Two evidence rules govern documents. The best evidence rule (now called the original document rule) provides that when the subject of inquiry is the contents of a document, no evidence is admissible other than the original document itself, subject to exceptions. The rationale is to prevent inaccuracy and fraud from relying on copies or recollection. Secondary evidence (copies, testimony) may be admitted when the original is lost or destroyed without bad faith, is in the custody of the adverse party who fails to produce it, consists of numerous accounts, or is a public record, among the recognized exceptions. The parol evidence rule provides that when the terms of an agreement have been reduced to writing, the written agreement is considered as containing all the terms agreed upon, and there can be, between the parties and their successors, no evidence of such terms other than the contents of the written agreement. In other words, oral or extrinsic evidence generally cannot be used to add to, vary, or contradict the terms of a written contract. But a party may present evidence to modify, explain, or add to the terms of the writing if they put in issue in their pleading: an intrinsic ambiguity, mistake, or imperfection in the writing; the failure of the writing to express the true intent of the parties; the validity of the agreement; or the existence of other terms after its execution. So documents generally speak for themselves, both as to what they say (best evidence) and as to being the final word (parol evidence), subject to specific exceptions.
The Best Evidence (Original Document) Rule
When the inquiry is the contents of a document, only the original is admissible, subject to exceptions — to prevent inaccuracy and fraud. Secondary evidence is allowed when the original is lost, withheld by the adverse party, voluminous, or a public record.
The Parol Evidence Rule
When an agreement is reduced to writing, the writing is deemed to contain all the terms, and no other evidence of those terms is allowed between the parties — so oral evidence generally cannot add to, vary, or contradict a written contract.
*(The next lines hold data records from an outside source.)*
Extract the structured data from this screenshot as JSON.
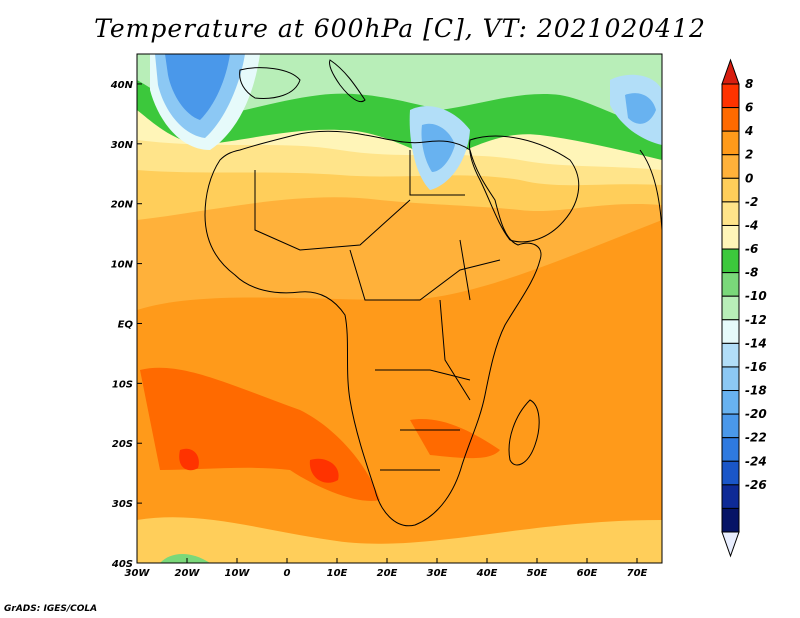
{
  "title": "Temperature at 600hPa [C], VT: 2021020412",
  "credit": "GrADS: IGES/COLA",
  "map": {
    "projection": "latlon",
    "lon_range": [
      -30,
      75
    ],
    "lat_range": [
      -40,
      45
    ],
    "lon_ticks": [
      {
        "value": -30,
        "label": "30W"
      },
      {
        "value": -20,
        "label": "20W"
      },
      {
        "value": -10,
        "label": "10W"
      },
      {
        "value": 0,
        "label": "0"
      },
      {
        "value": 10,
        "label": "10E"
      },
      {
        "value": 20,
        "label": "20E"
      },
      {
        "value": 30,
        "label": "30E"
      },
      {
        "value": 40,
        "label": "40E"
      },
      {
        "value": 50,
        "label": "50E"
      },
      {
        "value": 60,
        "label": "60E"
      },
      {
        "value": 70,
        "label": "70E"
      }
    ],
    "lat_ticks": [
      {
        "value": 40,
        "label": "40N"
      },
      {
        "value": 30,
        "label": "30N"
      },
      {
        "value": 20,
        "label": "20N"
      },
      {
        "value": 10,
        "label": "10N"
      },
      {
        "value": 0,
        "label": "EQ"
      },
      {
        "value": -10,
        "label": "10S"
      },
      {
        "value": -20,
        "label": "20S"
      },
      {
        "value": -30,
        "label": "30S"
      },
      {
        "value": -40,
        "label": "40S"
      }
    ]
  },
  "colorbar": {
    "levels": [
      8,
      6,
      4,
      2,
      0,
      -2,
      -4,
      -6,
      -8,
      -10,
      -12,
      -14,
      -16,
      -18,
      -20,
      -22,
      -24,
      -26
    ],
    "colors": [
      "#ff3300",
      "#ff6a00",
      "#ff9a1a",
      "#ffb13a",
      "#ffce5a",
      "#ffe48a",
      "#fff5b8",
      "#3cc83c",
      "#7ad87a",
      "#b8eeb8",
      "#e6fafa",
      "#b2def8",
      "#8cc8f4",
      "#68b2f0",
      "#4a98ea",
      "#2f7ae0",
      "#1a56c8",
      "#0e2a96",
      "#061466"
    ],
    "top_color": "#d81e10",
    "bottom_color": "#e8eeff"
  }
}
The Exceptions to Parol Evidence
A party may present other evidence if they put in issue in their pleading: an ambiguity, mistake, or imperfection; the writing's failure to express the true intent; the validity of the agreement; or later terms.
Practical Takeaways
- Prove a document's contents with the original (best evidence);
- A written contract's terms generally can't be contradicted by oral evidence (parol evidence);
- Exceptions require putting the issue in the pleading.
Frequently Asked Questions
What is the best evidence rule? Now called the original document rule, it requires that when the subject of inquiry is the contents of a document, no evidence is admissible other than the original, subject to exceptions such as loss of the original.
What is the parol evidence rule? That when the terms of an agreement are reduced to writing, the writing contains all the terms, and no other evidence of those terms is allowed between the parties. Oral evidence generally cannot vary or contradict a written contract.
When can secondary evidence of a document be used? When the original is lost or destroyed without bad faith, is in the custody of the adverse party who fails to produce it, consists of numerous accounts, or is a public record, among the recognized exceptions.
Can I use oral evidence to change a written contract? Only in specific cases put in issue in the pleading, such as an ambiguity, mistake, or imperfection, the failure of the writing to express the true intent, the validity of the agreement, or the existence of later terms.
This commentary is for general informational purposes only and does not constitute legal advice. For guidance specific to your situation, please consult a licensed attorney.